Heartwarming News from New York
Boy, things like this can certainly make you feel your age, and then some! When I came to work at the New York Philharmonic as orchestra manager, in 1978, there was an eleven-year-old boy who rather befriended my nine-year-old son Karl. This other boy was the son of two members of the violin section of the Philharmonic. The two of them palled around a bit on tours, occasionally helped me hand out hotel room keys and boarding passes and the like. And I, along with the rest of the Philharmonic, watched him grow up. Now, for Heaven's sake, he is the newly appointed music director of the Philharmonic. When we learned the news, and I said to my wife "he's 40," we both groaned together, recognizing how time passes...
I stayed in touch with Alan Gilbert after I left the Philharmonic; I heard wonderful things from Tom Morris, executive director of The Cleveland Orchestra, about Alan's time there as assistant conductor. I engaged him for a family concert in Chicago, and enjoyed his conducting and got very positive feedback from musicians at the time. I then saw him conduct again at Aspen, and have seen him in recent years on the podium of both the New York Philharmonic and the Chicago Symphony Orchestra. Each time it has been clear that this is a young musician (now 40, which is still young by conductor standards) of enormous musical wisdom and knowledge, deeply committed to making music in a warm-hearted and natural way. It is more than heartwarming to see him appointed as the Philharmonic's music director - there is something so right and so natural about it as to reassure one that indeed some things turn out just the way they were supposed to.
Now of course, Alan doesn't begin the position until 2009, and for what I have just written to be true he has to succeed in this highly visible position, where all eyes will be on him. But I'm betting on it. He has had a very successful run as music director of the Royal Stockholm Philharmonic, an orchestra with a very storied history (such music directors as Antal Dorati, Gennadi Rozhdestvensky, Fritz Busch, Vaclav Talich, Hans Schmidt-Isserstedt, and Paavo Berglund have all served in that position, an extraordinarily distinguished roster). At eight years, Gilbert's tenure in Stockholm is the longest since Dorati's (1966-74).

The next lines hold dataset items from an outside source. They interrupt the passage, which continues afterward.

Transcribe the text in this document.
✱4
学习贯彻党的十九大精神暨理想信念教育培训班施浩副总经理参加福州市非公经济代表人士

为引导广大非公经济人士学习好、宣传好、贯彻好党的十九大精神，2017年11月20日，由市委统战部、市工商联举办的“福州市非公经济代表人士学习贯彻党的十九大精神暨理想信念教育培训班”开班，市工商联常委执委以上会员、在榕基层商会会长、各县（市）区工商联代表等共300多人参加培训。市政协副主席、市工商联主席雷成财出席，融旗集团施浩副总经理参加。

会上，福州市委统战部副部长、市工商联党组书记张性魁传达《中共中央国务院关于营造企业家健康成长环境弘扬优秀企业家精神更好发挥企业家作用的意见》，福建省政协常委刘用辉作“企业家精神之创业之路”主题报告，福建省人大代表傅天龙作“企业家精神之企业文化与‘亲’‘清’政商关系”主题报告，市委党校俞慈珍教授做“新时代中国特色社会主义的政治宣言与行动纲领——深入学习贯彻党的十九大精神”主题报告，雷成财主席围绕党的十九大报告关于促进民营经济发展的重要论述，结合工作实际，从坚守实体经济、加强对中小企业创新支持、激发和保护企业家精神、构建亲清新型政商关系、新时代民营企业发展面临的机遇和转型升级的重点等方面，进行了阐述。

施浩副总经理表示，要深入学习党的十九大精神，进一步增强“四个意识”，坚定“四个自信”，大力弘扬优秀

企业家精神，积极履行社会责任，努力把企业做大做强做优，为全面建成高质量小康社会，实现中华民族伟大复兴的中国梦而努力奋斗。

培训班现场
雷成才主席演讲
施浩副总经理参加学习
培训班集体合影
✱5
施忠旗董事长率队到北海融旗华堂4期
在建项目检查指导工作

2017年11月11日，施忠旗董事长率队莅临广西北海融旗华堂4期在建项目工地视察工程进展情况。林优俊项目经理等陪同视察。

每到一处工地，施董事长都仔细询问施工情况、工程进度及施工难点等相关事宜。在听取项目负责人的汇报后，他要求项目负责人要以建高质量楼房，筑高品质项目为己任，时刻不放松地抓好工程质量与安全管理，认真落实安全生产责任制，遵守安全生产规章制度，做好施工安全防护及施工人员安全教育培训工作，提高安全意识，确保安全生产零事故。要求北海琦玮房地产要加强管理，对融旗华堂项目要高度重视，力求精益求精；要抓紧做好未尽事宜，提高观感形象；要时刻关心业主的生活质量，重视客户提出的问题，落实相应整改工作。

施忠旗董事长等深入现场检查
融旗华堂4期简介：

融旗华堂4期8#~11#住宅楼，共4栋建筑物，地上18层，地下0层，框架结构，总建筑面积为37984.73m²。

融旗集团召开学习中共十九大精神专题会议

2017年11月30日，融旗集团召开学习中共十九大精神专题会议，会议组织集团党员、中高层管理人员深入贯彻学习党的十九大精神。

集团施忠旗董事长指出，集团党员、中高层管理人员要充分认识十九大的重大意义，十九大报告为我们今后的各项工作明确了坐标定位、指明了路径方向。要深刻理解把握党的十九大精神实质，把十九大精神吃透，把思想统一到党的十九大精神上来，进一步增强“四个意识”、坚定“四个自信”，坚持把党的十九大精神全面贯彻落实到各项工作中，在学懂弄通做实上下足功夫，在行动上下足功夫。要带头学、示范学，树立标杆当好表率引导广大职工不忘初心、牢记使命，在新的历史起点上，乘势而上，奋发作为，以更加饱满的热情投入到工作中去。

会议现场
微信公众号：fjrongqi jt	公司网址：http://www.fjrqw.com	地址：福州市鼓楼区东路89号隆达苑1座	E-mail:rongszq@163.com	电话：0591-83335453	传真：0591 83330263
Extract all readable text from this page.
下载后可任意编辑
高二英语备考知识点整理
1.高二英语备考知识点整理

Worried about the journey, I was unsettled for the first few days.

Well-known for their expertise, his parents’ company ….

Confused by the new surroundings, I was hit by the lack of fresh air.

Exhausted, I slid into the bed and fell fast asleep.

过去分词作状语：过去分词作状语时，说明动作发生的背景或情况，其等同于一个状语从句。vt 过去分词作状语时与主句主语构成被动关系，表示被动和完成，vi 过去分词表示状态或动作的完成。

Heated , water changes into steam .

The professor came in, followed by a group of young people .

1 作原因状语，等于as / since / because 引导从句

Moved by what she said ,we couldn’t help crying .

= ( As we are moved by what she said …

Gilbert is obviously not the first American-born music director of a major American orchestra (Bernstein, Tilson Thomas, Maazel, Levine, Slatkin, Zinman, and others have beaten him to that punch). But what he does represent, at 40, along with the even younger Gustavo Dudamel in Los Angeles, is a different generation. That generation differs in its training, and in the very world in which it grew up - a world of video entertainment and stimulation very different from what the previous generations knew, and a world in which electronic media means something different from discs made of vinyl and running twelve inches in diameter! And a whole new generation of composers is of his time.
It is very gratifying to see the orchestra that broke with tradition in 1958, when it took an astonishing risk by appointing the 40-year old Leonard Bernstein as its music director, doing it again. If they have half the success that they had with that 1958 appointment, they'll have hit a home run.